Beta Blockers (Lab)

Beta blockers (beta-adrenergic receptor antagonists) are among the most widely prescribed cardiovascular drugs. Understanding them requires a foundation in the autonomic nervous system (ANS) and adrenergic receptor pharmacology.

Adrenaline (epinephrine) and noradrenaline (norepinephrine) are catecholamines that bind to alpha- and beta-adrenergic receptors, which are all G protein-coupled receptors (GPCRs). Alpha-1 receptors (Gq-coupled) are found predominantly in skin and GIT vasculature, causing vasoconstriction via phospholipase C activation and increased intracellular Ca2+; in the myocardium they have a minor positive inotropic role that becomes more relevant in heart failure. Alpha-2 receptors (Gi-coupled) are primarily presynaptic in the CNS, reducing noradrenaline release and decreasing sympathetic outflow; a vascular subset (alpha-2B) can also cause vasoconstriction.

Beta-1 receptors (Gs-coupled) are the predominant adrenergic receptors in the heart. Stimulation via adenylate cyclase and cAMP increases: inotropy (contractile force), chronotropy (heart rate), dromotropy (AV conduction velocity), and lusitropy (ventricular relaxation rate). Beta-1 receptors are also found in the kidney, where they stimulate renin secretion from juxtaglomerular cells. Beta-2 receptors (Gs-coupled) cause bronchodilation in the lungs and vasodilation in skeletal muscle and liver blood vessels; in the myocardium they play a secondary role that becomes important in heart failure. Beta-3 receptors are found in adipose tissue, GIT, and have emerging cardiac roles.

Acetylcholine acts on nicotinic (ionotropic) and muscarinic (GPCR) receptors. M2 muscarinic receptors on atrial cardiomyocytes oppose sympathetic activity by slowing SA node pacemaker activity and AV node conduction.
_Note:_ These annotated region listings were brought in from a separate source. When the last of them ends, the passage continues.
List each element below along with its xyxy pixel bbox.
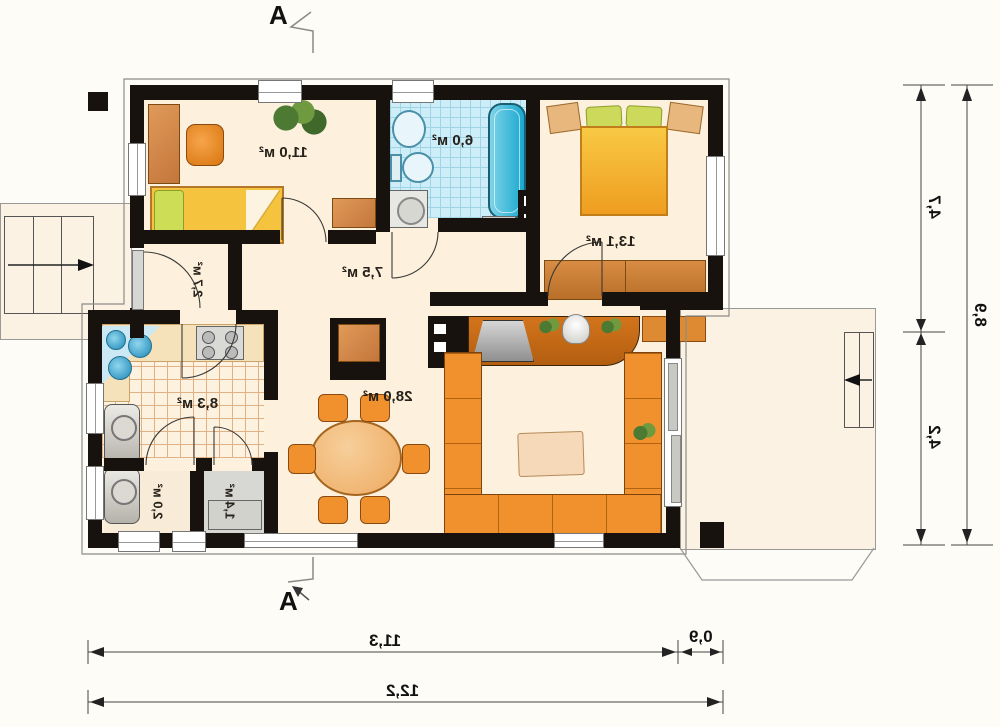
sink-bowl: [106, 330, 126, 350]
corridor-area-label: 7,5 м²: [318, 260, 408, 284]
wall-kitchen-right-b: [264, 452, 278, 533]
section-marker-bottom-label: A: [272, 586, 304, 616]
window-bottom-1: [118, 531, 160, 552]
double-bed: [580, 126, 668, 216]
desk-chair: [186, 124, 224, 166]
floor-plan: 11,0 м² 6,0 м² 13,1 м² 7,5 м² 2,7 м² 8,3…: [0, 0, 1000, 727]
window-top-2: [392, 80, 434, 103]
dim-bottom-total: 12,2: [355, 680, 450, 702]
nightstand-right: [666, 102, 704, 134]
living-area-label: 28,0 м²: [330, 382, 445, 410]
boiler: [104, 468, 140, 524]
coffee-table: [517, 431, 584, 477]
dining-chair: [288, 444, 316, 474]
washing-machine: [388, 190, 428, 228]
wall-bath-bottom-b: [438, 218, 540, 232]
vase: [562, 314, 590, 344]
wall-bottom-d: [358, 533, 556, 548]
bedroom-area-label: 13,1 м²: [558, 228, 663, 254]
wall-left-upper-b: [130, 196, 144, 248]
window-bedroom-right: [706, 156, 725, 256]
wall-smallrooms-mid: [190, 471, 204, 533]
dining-chair: [360, 496, 390, 524]
kitchen-area-label: 8,3 м²: [148, 390, 248, 416]
bathroom-area-label: 6,0 м²: [405, 128, 500, 152]
dining-chair: [402, 444, 430, 474]
porch-steps: [4, 216, 94, 314]
wall-bath-left: [376, 99, 390, 232]
wall-hall-right: [228, 244, 242, 310]
dim-right-upper: 4,7: [912, 180, 956, 234]
chimney-block: [330, 318, 386, 380]
wall-bottom-a: [88, 533, 120, 548]
window-bottom-2: [172, 531, 206, 552]
wall-right-living-a: [666, 310, 680, 360]
wall-smallrooms-top-a: [104, 458, 144, 471]
plant-living: [630, 420, 656, 446]
washing-machine-drum: [397, 197, 425, 225]
sliding-door: [664, 358, 682, 507]
dim-right-total: 8,9: [958, 288, 1000, 342]
window-top-1: [258, 80, 302, 103]
stove: [196, 326, 244, 360]
terrace-pillar: [700, 522, 724, 548]
wall-bath-bottom-a: [376, 218, 390, 232]
wall-room1-bottom-a: [144, 230, 280, 244]
wall-smallrooms-top-c: [252, 458, 264, 471]
window-room1-left: [128, 143, 146, 196]
wall-bath-right: [526, 99, 540, 306]
dining-chair: [318, 496, 348, 524]
room1-dresser: [332, 198, 376, 228]
wall-bedroom-bottom-a: [430, 292, 548, 306]
desk: [148, 104, 180, 184]
sink-bowl: [108, 356, 132, 380]
bathtub-inner: [494, 109, 520, 213]
wall-right-upper-a: [708, 85, 723, 160]
plant-tv-right: [598, 316, 622, 338]
dining-table: [310, 420, 402, 496]
plant-room1: [272, 100, 328, 140]
wall-bottom-c: [204, 533, 244, 548]
nightstand-left: [546, 102, 582, 134]
window-kitchen-left-1: [86, 383, 104, 434]
room1-area-label: 11,0 м²: [233, 140, 333, 164]
boiler: [104, 404, 140, 464]
wall-left-upper-a: [130, 85, 144, 143]
wall-smallrooms-top-b: [196, 458, 212, 471]
window-bottom-3: [554, 533, 604, 548]
wall-left-lower-c: [88, 518, 102, 533]
pantry-area-label: 2,0 м²: [140, 470, 176, 532]
terrace-apron: [680, 548, 874, 580]
toilet-tank: [390, 154, 402, 182]
sofa-base: [444, 494, 662, 534]
closet-area-label: 1,4 м²: [212, 470, 248, 532]
wall-left-lower-b: [88, 432, 102, 468]
wall-bedroom-bottom-b: [602, 292, 708, 306]
toilet-bowl: [402, 152, 434, 183]
dim-right-lower: 4,2: [912, 410, 956, 464]
window-kitchen-left-2: [86, 466, 104, 520]
entry-door-leaf: [132, 250, 144, 310]
wall-bottom-e: [602, 533, 680, 548]
dim-bottom-ext: 0,9: [678, 626, 724, 648]
section-marker-top-label: A: [262, 0, 294, 30]
hall-area-label: 2,7 м²: [178, 250, 218, 308]
section-line-top: [291, 12, 313, 53]
porch-pillar: [88, 92, 108, 111]
window-bottom-long: [244, 533, 358, 548]
terrace-steps: [844, 332, 874, 428]
wall-room1-bottom-b: [328, 230, 376, 244]
wall-kitchen-top-b: [236, 310, 278, 324]
dim-bottom-main: 11,3: [340, 630, 430, 652]
wall-kitchen-right-a: [264, 324, 278, 400]
wall-kitchen-top-a: [88, 310, 180, 324]
plant-tv-left: [536, 316, 560, 338]
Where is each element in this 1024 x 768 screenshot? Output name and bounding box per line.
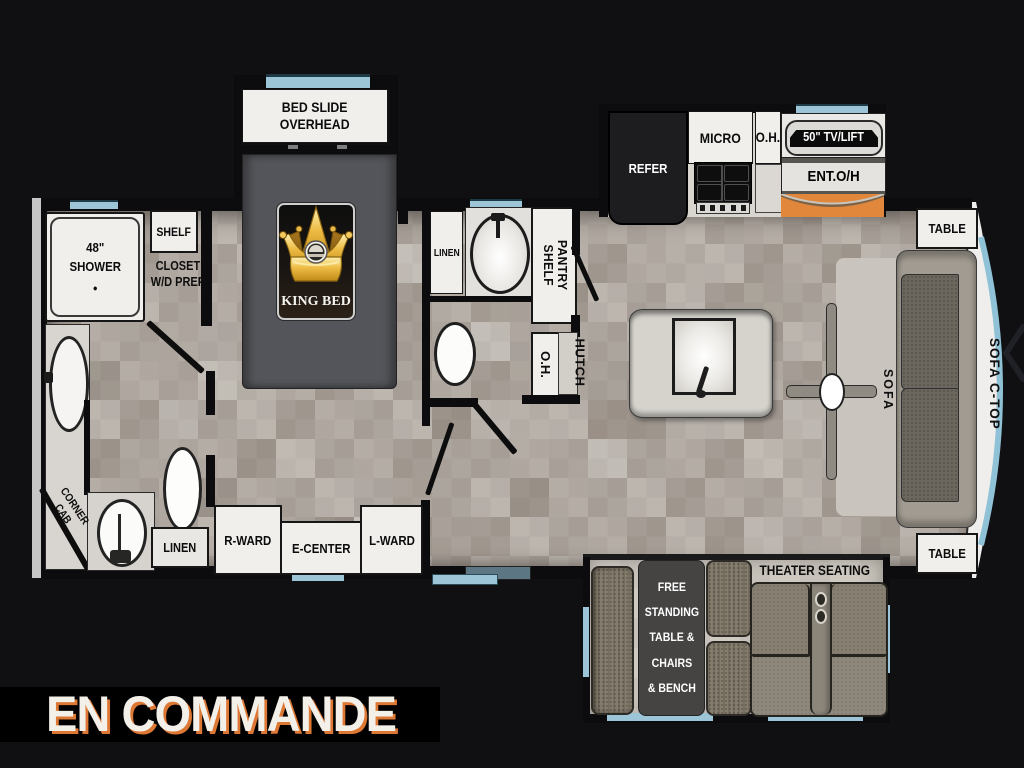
- svg-text:SOFA C-TOP: SOFA C-TOP: [987, 338, 1002, 430]
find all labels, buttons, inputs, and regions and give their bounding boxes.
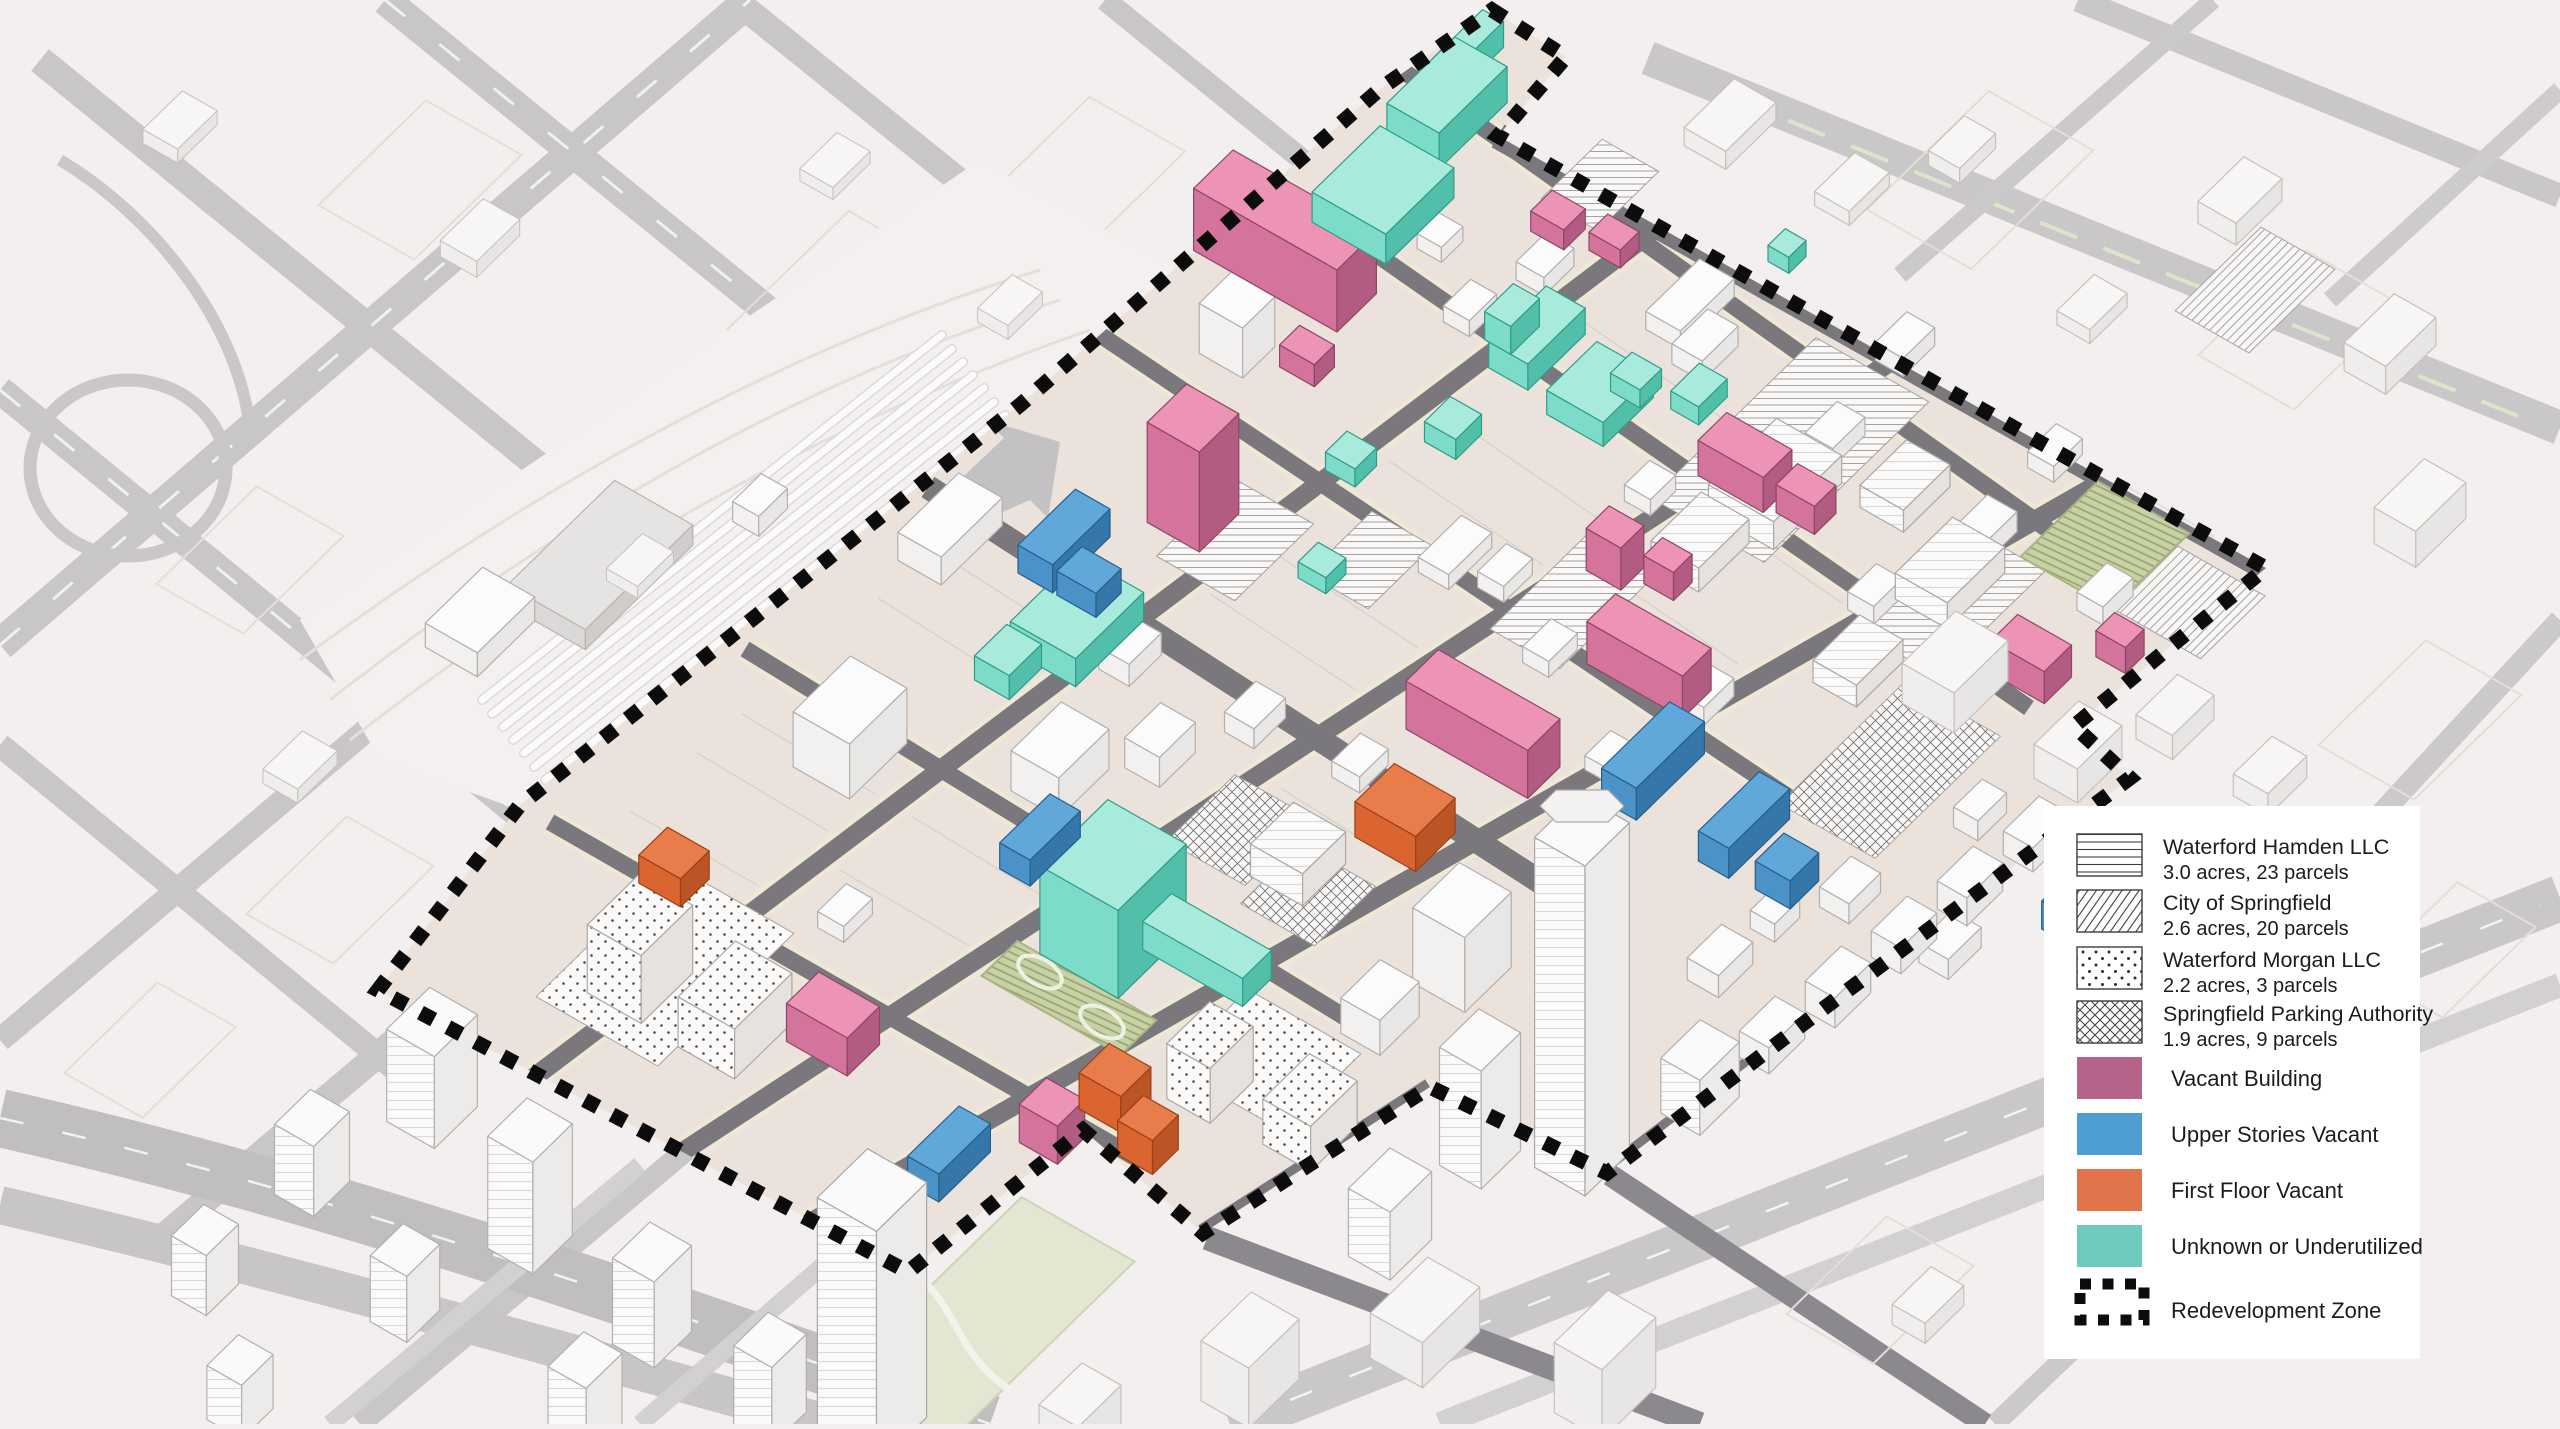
- svg-text:Waterford Morgan LLC: Waterford Morgan LLC: [2163, 948, 2381, 972]
- svg-text:2.6 acres, 20 parcels: 2.6 acres, 20 parcels: [2163, 918, 2349, 940]
- svg-text:Upper Stories Vacant: Upper Stories Vacant: [2171, 1122, 2378, 1147]
- svg-text:2.2 acres, 3 parcels: 2.2 acres, 3 parcels: [2163, 975, 2338, 997]
- svg-text:Vacant Building: Vacant Building: [2171, 1066, 2322, 1091]
- svg-text:City of Springfield: City of Springfield: [2163, 891, 2332, 915]
- svg-text:Waterford Hamden LLC: Waterford Hamden LLC: [2163, 835, 2389, 859]
- svg-text:First Floor Vacant: First Floor Vacant: [2171, 1178, 2343, 1203]
- svg-text:Unknown or Underutilized: Unknown or Underutilized: [2171, 1234, 2423, 1259]
- svg-text:3.0 acres, 23 parcels: 3.0 acres, 23 parcels: [2163, 862, 2349, 884]
- svg-text:Springfield Parking Authority: Springfield Parking Authority: [2163, 1002, 2433, 1026]
- svg-text:1.9 acres, 9 parcels: 1.9 acres, 9 parcels: [2163, 1029, 2338, 1051]
- svg-text:Redevelopment Zone: Redevelopment Zone: [2171, 1298, 2381, 1323]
Beta blockers competitively antagonise catecholamines at beta-adrenergic receptors. They are largely without intrinsic agonist activity at rest, but some agents (e.g. metoprolol) act as inverse agonists, reducing baseline adenylate cyclase activity. Selectivity varies: propranolol blocks both beta-1 and beta-2 non-selectively; atenolol and metoprolol are cardioselective (beta-1 preferring), though high doses produce beta-2 blockade; carvedilol blocks beta-1, beta-2, and alpha-1 receptors.

Clinical indications include cardiac dysrhythmias (tachycardia, atrial fibrillation), angina (reduced myocardial O2 demand by lowering heart rate and force), post-myocardial infarction (short-term), and hypertension (particularly with high sympathetic tone). Lipid-soluble agents such as propranolol cross the blood-brain barrier and are used for anxiety, PTSD, and migraine prophylaxis.

Noradrenaline administered intravenously to an intact organism produces bradycardia (paradoxically) because it binds alpha-1 and alpha-2 receptors in vascular smooth muscle, causing vasoconstriction, raising total peripheral resistance and mean arterial blood pressure, which triggers the baroreceptor reflex to reduce heart rate.